9. Improve Public Education and Data Reporting
Finally, the MMOC recommended that the Department of Health:
* Provide better public education on marijuana and medical marijuana
* Report statistics on hospitalizations, impaired driving, and poison control calls related to cannabis
What happened:
These would require agency action. The MMOC cannot compel reporting standards.
The Pattern Is Clear
Look at every single item above and you’ll notice the same structure:
The MMOC identifies an issue It votes on a recommendation And then… it waits
Implementation depends entirely on:
1. The South Dakota Legislature
2. The Department of Health
3. Formal administrative rulemaking
A recommendation without follow-through is just a suggestion on paper.
Even the MMOC Knows Its Limits
The committee’s own 2024 report openly acknowledged this reality. That year the MMOC did not propose any legislation at all, concluding that most problems were “regulatory” and encouraging the Department of Health to keep meeting with stakeholders instead.

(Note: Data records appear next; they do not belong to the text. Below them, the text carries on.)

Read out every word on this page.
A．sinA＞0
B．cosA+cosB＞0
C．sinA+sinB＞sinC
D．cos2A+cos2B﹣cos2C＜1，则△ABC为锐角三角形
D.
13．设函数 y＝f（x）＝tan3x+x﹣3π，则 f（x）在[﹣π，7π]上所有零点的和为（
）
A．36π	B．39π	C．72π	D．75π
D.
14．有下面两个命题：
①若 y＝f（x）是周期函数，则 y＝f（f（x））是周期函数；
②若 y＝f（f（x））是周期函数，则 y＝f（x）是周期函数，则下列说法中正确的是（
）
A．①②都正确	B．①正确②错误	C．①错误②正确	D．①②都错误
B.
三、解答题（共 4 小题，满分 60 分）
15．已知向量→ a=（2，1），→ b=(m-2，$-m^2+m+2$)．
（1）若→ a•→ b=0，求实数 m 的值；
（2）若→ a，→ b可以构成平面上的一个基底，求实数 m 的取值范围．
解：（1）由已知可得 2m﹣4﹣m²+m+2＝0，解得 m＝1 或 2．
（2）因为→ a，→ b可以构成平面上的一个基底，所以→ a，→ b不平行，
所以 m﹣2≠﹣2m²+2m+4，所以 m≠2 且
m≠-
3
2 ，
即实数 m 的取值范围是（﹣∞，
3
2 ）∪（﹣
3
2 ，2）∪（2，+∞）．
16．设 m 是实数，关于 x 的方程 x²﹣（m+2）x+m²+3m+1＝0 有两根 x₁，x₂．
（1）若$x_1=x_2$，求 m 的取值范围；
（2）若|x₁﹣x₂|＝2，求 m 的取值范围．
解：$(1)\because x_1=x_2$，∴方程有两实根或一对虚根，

In other words: the MMOC can talk about problems, but it cannot fix them.
Why This Matters for Real Reform
Too many advocates treat MMOC votes as victories.
They are not.
Real change in South Dakota cannabis policy requires:
* Bills introduced and passed by the Legislature
* Rules adopted through the formal administrative process
* Direct action by the Department of Health
Attending MMOC meetings is useful for discussion. It is not a substitute for lawmaking.
Bottom Line
The MMOC plays a role — but it is an advisory role.
If South Dakota wants meaningful reforms like:
Federal exemption strategies
Rescheduling cannabis
Transparency in sales data
Modernized patient access
…those changes will not come from a committee vote.
They will come from organized grassroots pressure and legislative action.
Everything else is just political theater.